In his final Doctor Who review of the season this week, Will wonders if he has been too hard on the show lately. I must say, I’ve asked that of myself on more than once this season. Since it doesn’t make sense to do a review or a recap more than a week after an episode airs, let’s just start with the question of being too hard. I don’t think I have been, but it’s taken an awful lot of work to not be.
There’s no question that series 8 meets that standard. By any rational measure, this season is better than the previous two. It’s been good enough to leave me wanting more. That said, the last episode I truly, thoroughly enjoyed as a nice piece of campy sci-fi was “Robot of Sherwood.” That was nine episodes ago, though I’ve had plenty of subsequent likes and dislikes. “Listen” almost worked. “Time Heist” was pure fun. “The Caretaker” and “Mummy on the Orient Express” both had their moments.

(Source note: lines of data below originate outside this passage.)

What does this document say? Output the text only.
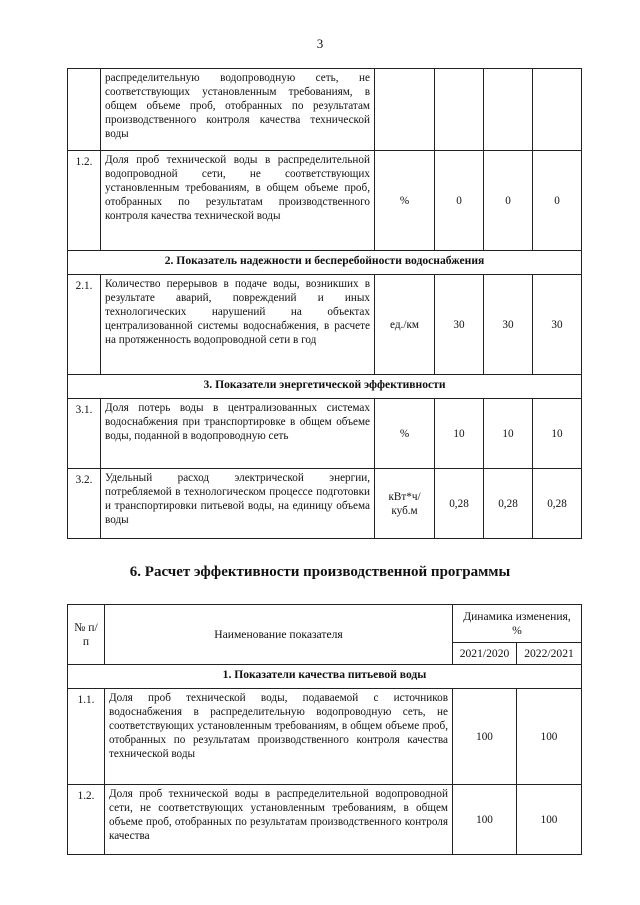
3
	распределительную водопроводную сеть, не соответствующих установленным требованиям, в общем объеме проб, отобранных по результатам производственного контроля качества технической воды				
1.2.	Доля проб технической воды в распределительной водопроводной сети, не соответствующих установленным требованиям, в общем объеме проб, отобранных по результатам производственного контроля качества технической воды	%	0	0	0
2. Показатель надежности и бесперебойности водоснабжения					
2.1.	Количество перерывов в подаче воды, возникших в результате аварий, повреждений и иных технологических нарушений на объектах централизованной системы водоснабжения, в расчете на протяженность водопроводной сети в год	ед./км	30	30	30
3. Показатели энергетической эффективности					
3.1.	Доля потерь воды в централизованных системах водоснабжения при транспортировке в общем объеме воды, поданной в водопроводную сеть	%	10	10	10
3.2.	Удельный расход электрической энергии, потребляемой в технологическом процессе подготовки и транспортировки питьевой воды, на единицу объема воды	кВт*ч/ куб.м	0,28	0,28	0,28
6. Расчет эффективности производственной программы
№ п/п	Наименование показателя	Динамика изменения, %	
		2021/2020	2022/2021
1. Показатели качества питьевой воды			
1.1.	Доля проб технической воды, подаваемой с источников водоснабжения в распределительную водопроводную сеть, не соответствующих установленным требованиям, в общем объеме проб, отобранных по результатам производственного контроля качества технической воды	100	100
1.2.	Доля проб технической воды в распределительной водопроводной сети, не соответствующих установленным требованиям, в общем объеме проб, отобранных по результатам производственного контроля качества	100	100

But “Robot of Sherwood” is the last episode that made me feel like I’d just watched an episode of Doctor Who. All this is in hindsight, of course. No telling what I would have said if I had been able to write a reaction last week instead of a reflection this week.
The two-part season finale, “Dark Water/Death in Heaven” is ok. Will’s covered most of the problems I have with these two episodes. I find them to be better-than-average television and a better finale than I’ve seen from Doctor Who in three years. Their biggest failing, in my opinion, is they didn’t leave me feeling as though I’d just been treated to a 12-episode story. They didn’t add any more coherence to the season as a larger narrative than it had at the end of episode ten. Especially after all the teasing of Missy that went on in the early part of the season turned out to be a setup for one excellent twist followed by an enormous anticlimax.
It was cool that Missy turned out to be the Master, and Cyberman invasions are nearly always good, but for the most part her actions only worked because everyone else was so stupid. I never really bought the idea that we were dealing with a super-intelligent time traveler. More like a smarter-than-average interstellar criminal with a talent for exploiting lax security.
Here’s the test for me in the form of a thought experiment. Imagine episodes 11 and 12 had run as episodes 5 and 6 instead. Aside from requiring a bit of a re-write of Danny Pink’s totally predictable ending, running “Dark Water/Death in Heaven” at mid-season wouldn’t have taken anything away from the season, nor would it have hurt the episodes themselves. When I look at the final chapter of a story and think, “gee, that could have accomplished the same narrative purpose way earlier,” I have to conclude it’s not much of an ending at all.
The only other problem I have with the season as a whole is that too many interesting threads were dangled in front of me and then just dropped. Journey Blue. Engineer Guy. The squabbling adults in “Listen.” The unexplained presence at the end of the universe which manifestly cannot be Clara without a LOT of explanation, because said presence caused material effects in the real world AT THE END OF THE DAMN UNIVERSE. And Orson Pink. Especially Orson Pink.
I appreciate a good red herring as much as the next guy, and I understand that illusions require a bit of misdirection. But at some point in every trick, there has to be a turn, a reveal, and a moment when the audience says “Ahhhh. How’d that happen? Amazing!” Otherwise, it isn’t really a trick. It’s just a guy on a stage congratulating himself for being smarter than the audience. And bringing Orson back at Christmas or next season simply will not answer. That ship has sailed.
So this is where I ended the season. I never caught the moment of delight that comes when the magician puts the assistant back together again. Capaldi’s done a marvelous job with the role. I still love the show and will continue to follow it, but I will never again forgo watching an AMC drama at airtime just to keep up with Doctor Who. Not as long as Moffat continues to run it. If I’m going to stop what I’m doing for an hour to watch tv in real time with commercials, I need surprises and I need real characters. A geek cannot live on b-movie tropes and canon alone.
This is not to say I haven’t enjoyed both the season and the blogging of it an awful lot. I am good on both counts there, and I am sure that last couple of paragraphs sound more harsh than I intend them to be. Aside from the enjoyment, though, writing these reviews hasn’t done much to help the larger blogging project, and most of my satisfaction has come from the social part of it. If Will and Hannah hadn’t also been blogging this season, I would have packed it in after episode six. Because it’s really clogged up my writing schedule, and the fanbase is so big we’re crowded out of the searches even when we do everything right. But I have learned some things about tv blogging in the last 13 weeks (Diana and I have been studying the tv blogging for most of this year) and I will share my thoughts on that in a social media post at Sourcerer soon.